Command to create the alternative.

To create the alternative that points to our old binary, described in our problem, we must execute the following command:

$sudo alternatives --install /usr/bin/eda uGedit /opt/eda-legacy/eda2 1

For the new binary with support for encoding Unicode we will establish a higher priority as the preferred option when using the text editor.

$sudo alternatives --install /usr/bin/eda uGedit /usr/local/bin/edaU 99

The above commands create a symbolic link in the directory “/ Usr / bin / eda”, which points to “/ Etc / alternatives / eda”, and is in turn can point to “/ Opt / eda-legacy / edaU” or “/ Usr / local / bin / edaU”.

The reference for the user for these alternatives is the generic name that we previously introduced, that is, “uGedit”.

It is possible to choose the destination of the symbolic link of our alternative using the command “–config”. If we write in the terminal “$ Sudo alternatives –config uGedit” we will obtain as an answer:

There are 2 programs which provide 'uGedit'.
  Selection    Command

———————————————–

*+ 1           /usr/local/bin/edaU
   2           /opt/eda-legacy/eda2

In this terminal output we can see the priority established for the execution of the “uGedit” command, according to the one we established previously.
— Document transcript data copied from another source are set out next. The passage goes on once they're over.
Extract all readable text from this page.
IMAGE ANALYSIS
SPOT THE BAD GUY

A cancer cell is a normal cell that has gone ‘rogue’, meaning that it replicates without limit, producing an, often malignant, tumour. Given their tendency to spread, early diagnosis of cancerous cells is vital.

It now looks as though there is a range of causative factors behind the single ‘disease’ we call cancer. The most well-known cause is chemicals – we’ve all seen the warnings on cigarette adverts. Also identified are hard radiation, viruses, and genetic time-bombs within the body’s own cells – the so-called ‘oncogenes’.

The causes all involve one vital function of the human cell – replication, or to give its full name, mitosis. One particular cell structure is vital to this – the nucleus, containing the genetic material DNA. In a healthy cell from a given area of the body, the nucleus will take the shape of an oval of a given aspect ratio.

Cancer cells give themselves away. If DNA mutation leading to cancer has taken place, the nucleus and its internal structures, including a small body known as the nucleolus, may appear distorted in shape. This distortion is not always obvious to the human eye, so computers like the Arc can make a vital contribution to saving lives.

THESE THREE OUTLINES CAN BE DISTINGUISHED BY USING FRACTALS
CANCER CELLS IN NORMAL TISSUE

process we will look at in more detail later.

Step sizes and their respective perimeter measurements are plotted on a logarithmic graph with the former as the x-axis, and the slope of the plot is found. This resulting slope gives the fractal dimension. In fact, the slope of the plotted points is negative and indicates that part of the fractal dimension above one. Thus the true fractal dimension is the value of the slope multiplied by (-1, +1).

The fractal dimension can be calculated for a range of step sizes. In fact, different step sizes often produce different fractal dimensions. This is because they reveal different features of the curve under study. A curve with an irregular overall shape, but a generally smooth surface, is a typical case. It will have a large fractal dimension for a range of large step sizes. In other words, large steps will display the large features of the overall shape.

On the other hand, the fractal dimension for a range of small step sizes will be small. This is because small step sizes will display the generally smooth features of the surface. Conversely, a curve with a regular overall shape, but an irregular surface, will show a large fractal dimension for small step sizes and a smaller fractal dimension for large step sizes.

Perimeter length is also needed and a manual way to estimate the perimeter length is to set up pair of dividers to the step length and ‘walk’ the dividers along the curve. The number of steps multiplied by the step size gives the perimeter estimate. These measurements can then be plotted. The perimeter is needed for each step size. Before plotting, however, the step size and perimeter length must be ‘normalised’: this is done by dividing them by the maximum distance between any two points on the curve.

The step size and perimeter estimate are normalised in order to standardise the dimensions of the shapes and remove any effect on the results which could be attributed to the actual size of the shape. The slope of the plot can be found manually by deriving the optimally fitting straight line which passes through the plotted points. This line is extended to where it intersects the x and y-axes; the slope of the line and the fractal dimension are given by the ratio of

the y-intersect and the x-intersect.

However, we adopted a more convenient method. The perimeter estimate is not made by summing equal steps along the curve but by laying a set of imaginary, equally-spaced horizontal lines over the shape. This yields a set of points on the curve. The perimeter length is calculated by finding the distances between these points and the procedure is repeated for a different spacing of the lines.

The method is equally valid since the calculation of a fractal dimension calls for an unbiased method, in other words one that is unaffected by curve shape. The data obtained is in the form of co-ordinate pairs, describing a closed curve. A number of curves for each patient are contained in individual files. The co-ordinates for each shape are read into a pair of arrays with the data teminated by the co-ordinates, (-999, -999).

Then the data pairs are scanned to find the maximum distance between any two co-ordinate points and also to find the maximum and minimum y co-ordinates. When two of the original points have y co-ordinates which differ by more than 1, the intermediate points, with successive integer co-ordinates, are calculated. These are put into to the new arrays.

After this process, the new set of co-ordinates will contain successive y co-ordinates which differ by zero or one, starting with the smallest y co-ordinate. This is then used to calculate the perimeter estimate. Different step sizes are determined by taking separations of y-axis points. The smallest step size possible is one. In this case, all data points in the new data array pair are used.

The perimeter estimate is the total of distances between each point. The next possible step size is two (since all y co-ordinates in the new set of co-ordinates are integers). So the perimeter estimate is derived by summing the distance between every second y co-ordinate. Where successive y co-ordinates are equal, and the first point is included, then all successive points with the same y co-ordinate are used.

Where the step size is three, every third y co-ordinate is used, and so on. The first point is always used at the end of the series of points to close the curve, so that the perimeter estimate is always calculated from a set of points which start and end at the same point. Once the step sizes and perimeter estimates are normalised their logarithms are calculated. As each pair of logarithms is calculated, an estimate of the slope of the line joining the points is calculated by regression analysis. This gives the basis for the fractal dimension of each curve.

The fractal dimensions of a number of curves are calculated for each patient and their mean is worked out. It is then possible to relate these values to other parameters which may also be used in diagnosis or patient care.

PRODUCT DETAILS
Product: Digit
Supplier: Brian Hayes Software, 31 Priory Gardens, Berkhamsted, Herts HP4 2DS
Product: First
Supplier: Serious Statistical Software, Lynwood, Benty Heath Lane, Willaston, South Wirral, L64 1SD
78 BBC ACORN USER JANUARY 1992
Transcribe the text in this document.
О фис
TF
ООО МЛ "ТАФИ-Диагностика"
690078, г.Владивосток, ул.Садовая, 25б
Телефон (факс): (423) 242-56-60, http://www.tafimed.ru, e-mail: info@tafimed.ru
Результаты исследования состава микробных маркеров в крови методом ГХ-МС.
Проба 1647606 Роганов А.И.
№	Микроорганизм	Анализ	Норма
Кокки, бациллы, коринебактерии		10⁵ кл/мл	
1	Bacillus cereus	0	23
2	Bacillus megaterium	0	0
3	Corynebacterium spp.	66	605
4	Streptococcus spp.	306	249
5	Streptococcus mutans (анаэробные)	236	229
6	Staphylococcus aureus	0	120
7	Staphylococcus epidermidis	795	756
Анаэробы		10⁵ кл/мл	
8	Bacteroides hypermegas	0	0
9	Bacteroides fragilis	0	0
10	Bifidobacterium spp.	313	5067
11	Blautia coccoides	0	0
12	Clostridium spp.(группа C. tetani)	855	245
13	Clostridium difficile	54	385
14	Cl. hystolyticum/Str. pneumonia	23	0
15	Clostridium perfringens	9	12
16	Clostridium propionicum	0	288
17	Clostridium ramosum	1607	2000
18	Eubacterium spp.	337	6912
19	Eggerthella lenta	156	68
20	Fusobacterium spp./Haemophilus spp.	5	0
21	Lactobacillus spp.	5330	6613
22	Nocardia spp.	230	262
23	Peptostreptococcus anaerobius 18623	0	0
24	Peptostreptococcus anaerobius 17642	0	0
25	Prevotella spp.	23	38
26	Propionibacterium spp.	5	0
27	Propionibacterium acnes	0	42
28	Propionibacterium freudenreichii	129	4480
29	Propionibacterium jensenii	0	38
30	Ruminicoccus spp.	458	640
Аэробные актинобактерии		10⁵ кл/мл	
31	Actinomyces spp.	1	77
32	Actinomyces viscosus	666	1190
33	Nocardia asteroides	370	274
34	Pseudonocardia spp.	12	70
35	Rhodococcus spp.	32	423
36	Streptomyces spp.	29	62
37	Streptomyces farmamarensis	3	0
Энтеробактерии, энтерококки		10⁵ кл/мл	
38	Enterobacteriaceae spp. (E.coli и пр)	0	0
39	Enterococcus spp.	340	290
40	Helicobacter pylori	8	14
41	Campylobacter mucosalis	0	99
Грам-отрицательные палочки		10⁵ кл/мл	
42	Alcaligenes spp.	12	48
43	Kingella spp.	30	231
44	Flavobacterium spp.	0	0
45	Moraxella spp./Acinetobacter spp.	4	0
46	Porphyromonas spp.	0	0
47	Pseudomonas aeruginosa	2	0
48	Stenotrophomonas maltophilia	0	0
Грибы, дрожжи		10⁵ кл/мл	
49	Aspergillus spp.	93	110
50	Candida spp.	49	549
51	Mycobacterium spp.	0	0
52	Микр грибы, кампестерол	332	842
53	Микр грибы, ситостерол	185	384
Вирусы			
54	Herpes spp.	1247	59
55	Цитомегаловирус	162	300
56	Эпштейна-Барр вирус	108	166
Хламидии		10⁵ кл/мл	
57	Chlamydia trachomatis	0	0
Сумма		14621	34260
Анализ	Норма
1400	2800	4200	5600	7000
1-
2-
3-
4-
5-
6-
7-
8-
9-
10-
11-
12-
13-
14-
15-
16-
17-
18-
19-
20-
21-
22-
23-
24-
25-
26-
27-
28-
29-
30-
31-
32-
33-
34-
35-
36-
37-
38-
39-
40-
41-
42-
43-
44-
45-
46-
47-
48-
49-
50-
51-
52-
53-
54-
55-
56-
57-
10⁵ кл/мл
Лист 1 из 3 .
Delete an alternative command.

Sometimes the command alternatives constitute a long-term solution to a certain problem. However, they can be used to aid in transition to new applications. These would contribute positively to users adapting to the new tools without too radical changes.

To remove an alternative, you only need to type the command “–Remove-all” followed by the generic name that we have indicated to the alternative. In the example case, to eliminate the alternative created we would write in the terminal:

$ sudo alternatives --remove-all uGedi

This command will remove everything related to the alternative “uGedit“Including the symbolic link in the directory “/ Usr / bin” and “/ Etc / alternatives”.

In case you only want to eliminate one of the options referring to a specific alternative, you should use the command “–Remove”. In this case, you must specify the directory of the option you want to remove.

$ sudo alternatives --remove uGedit /opt/eda-legacy/eda2

With the execution of the previous command we would eliminate the option of using the old binary referring to our text editor.

Conclusions.

The operating system Linux it is about the inclusion of everyone in its evolution. This system provides mechanisms to users where flexibility and free will play a fundamental role. The command alternatives are an example of how users or system administrators can benefit from the freedoms that Linux proposes.

The command alternatives have many more features that are not covered in this article. They even have the ability to link dependent components together when a specific alternative is executed. We invite you to continue delving into this topic, which will provide you with a powerful customization and configuration tool.